Les loyers ont en effet augmenté de façon plus importante à l’extérieur de Montréal que dans l’île cette année. Et la demande de grands logements est en hausse partout, observe Cédric Dussault, du RCLALQ. Avec la crise sanitaire et l’expérience des confinements et du travail à domicile, les studios et les miniappartements ont moins la cote.

« À Sherbrooke, par exemple, on a 26,5 % d’augmentation par rapport à l’an passé, calcule M. Dussault. À Granby, on a une augmentation de 54,5 % par rapport à l’an passé. On a un loyer moyen à Granby, en ce moment, au-dessus de 1200 $ par mois. »

Dans plusieurs secteurs, les taux d’inoccupation vont rester faibles cette année, prévoit la SCHL. « Une des raisons, c’est que l’accession à la propriété devient de plus en plus difficile avec la hausse des prix, explique l’économiste Francis Cortellino. Les locataires vont demeurer locataires plus longtemps. »
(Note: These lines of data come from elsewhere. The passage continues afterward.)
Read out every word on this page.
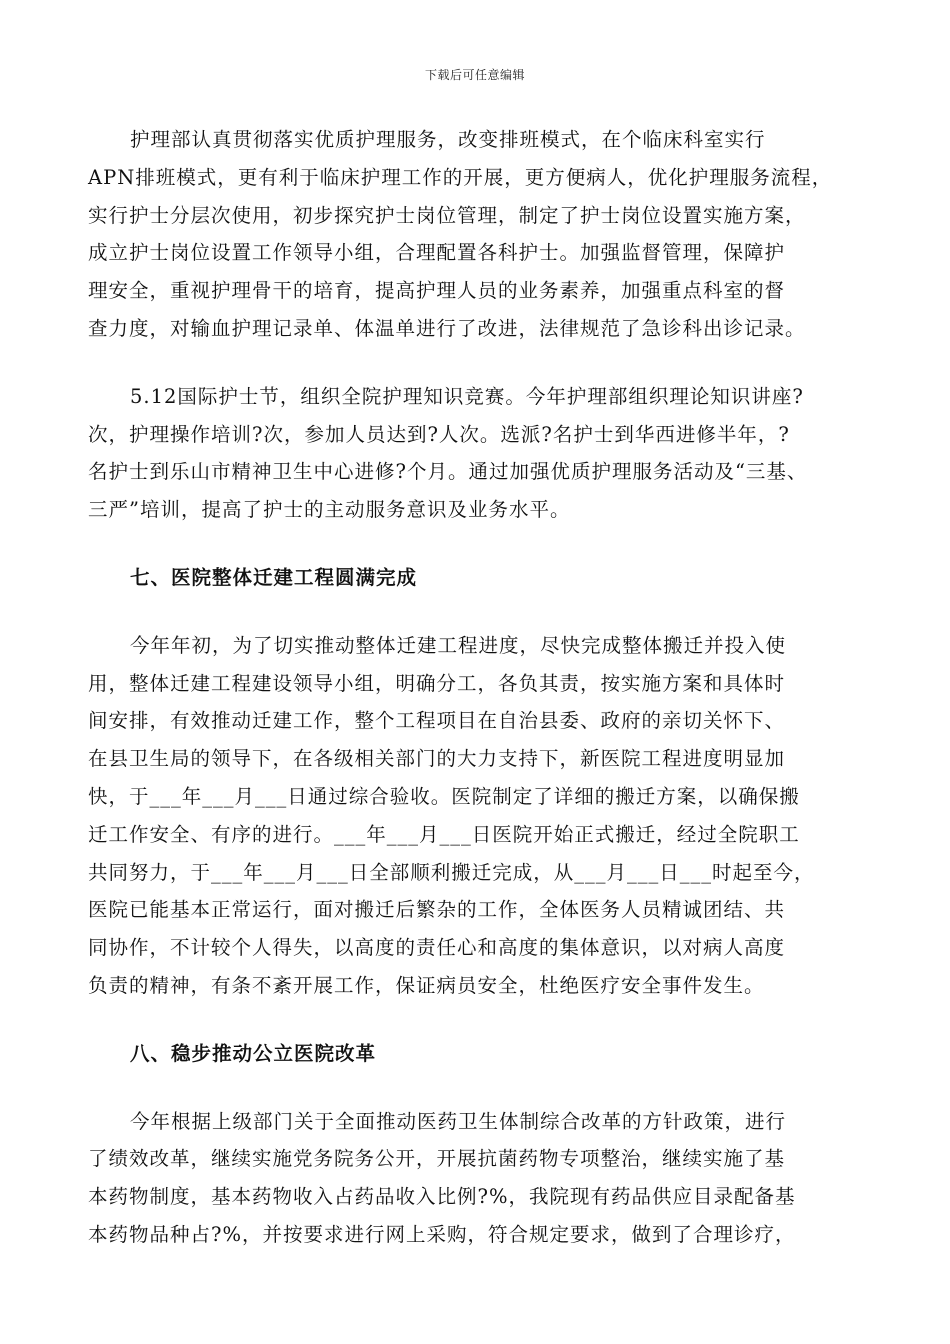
下载后可任意编辑

护理部认真贯彻落实优质护理服务，改变排班模式，在个临床科室实行
APN排班模式，更有利于临床护理工作的开展，更方便病人，优化护理服务流程，
实行护士分层次使用，初步探究护士岗位管理，制定了护士岗位设置实施方案，
成立护士岗位设置工作领导小组，合理配置各科护士。加强监督管理，保障护
理安全，重视护理骨干的培育，提高护理人员的业务素养，加强重点科室的督
查力度，对输血护理记录单、体温单进行了改进，法律规范了急诊科出诊记录。

5.12国际护士节，组织全院护理知识竞赛。今年护理部组织理论知识讲座?
次，护理操作培训?次，参加人员达到?人次。选派?名护士到华西进修半年，?
名护士到乐山市精神卫生中心进修?个月。通过加强优质护理服务活动及“三基、
三严”培训，提高了护士的主动服务意识及业务水平。

七、医院整体迁建工程圆满完成

今年年初，为了切实推动整体迁建工程进度，尽快完成整体搬迁并投入使
用，整体迁建工程建设领导小组，明确分工，各负其责，按实施方案和具体时
间安排，有效推动迁建工作，整个工程项目在自治县委、政府的亲切关怀下、
在县卫生局的领导下，在各级相关部门的大力支持下，新医院工程进度明显加
快，于___年___月___日通过综合验收。医院制定了详细的搬迁方案，以确保搬
迁工作安全、有序的进行。___年___月___日医院开始正式搬迁，经过全院职工
共同努力，于___年___月___日全部顺利搬迁完成，从___月___日___时起至今，
医院已能基本正常运行，面对搬迁后繁杂的工作，全体医务人员精诚团结、共
同协作，不计较个人得失，以高度的责任心和高度的集体意识，以对病人高度
负责的精神，有条不紊开展工作，保证病员安全，杜绝医疗安全事件发生。

八、稳步推动公立医院改革

今年根据上级部门关于全面推动医药卫生体制综合改革的方针政策，进行
了绩效改革，继续实施党务院务公开，开展抗菌药物专项整治，继续实施了基
本药物制度，基本药物收入占药品收入比例?%，我院现有药品供应目录配备基
本药物品种占?%，并按要求进行网上采购，符合规定要求，做到了合理诊疗，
Québec bonifie son aide pour les ménages dans le besoin

Québec a bonifié jeudi l’allocation-logement et des suppléments au loyer pour les Québécois dans le besoin. L’allocation-logement pourra désormais atteindre 170 $ par mois, ce qui correspond à une hausse de 70 %, selon la ministre des Affaires municipales et de l’Habitation, Andrée Laforest. Quelque 134 000 ménages seront admissibles à cette aide financière pour payer leur loyer en 2022-2023. Le gouvernement rehausse aussi le loyer admissible dans le cadre du Programme de supplément au loyer qui permet à un ménage admissible de vivre dans un logement en ayant seulement 25 % de ses revenus à débourser. Le coût d’admissibilité des logements de ce programme est donc porté à 150 % du loyer médian.

— La Presse Canadienne

Exemples de 4 1/2 que l’on peut louer à Montréal près de 1135 $/mois*

Rue Chapleau, dans Le Plateau Mont-Royal (1200 $/mois)

Rue Abelard, à Verdun (1149 $/mois)

Rue Bannon, à Lasalle (1100 $/mois)

Boulevard Langelier, à Montréal-Nord (1125 $/mois)

Rue Goyer, dans Côte-des-Neiges (1099 $/mois)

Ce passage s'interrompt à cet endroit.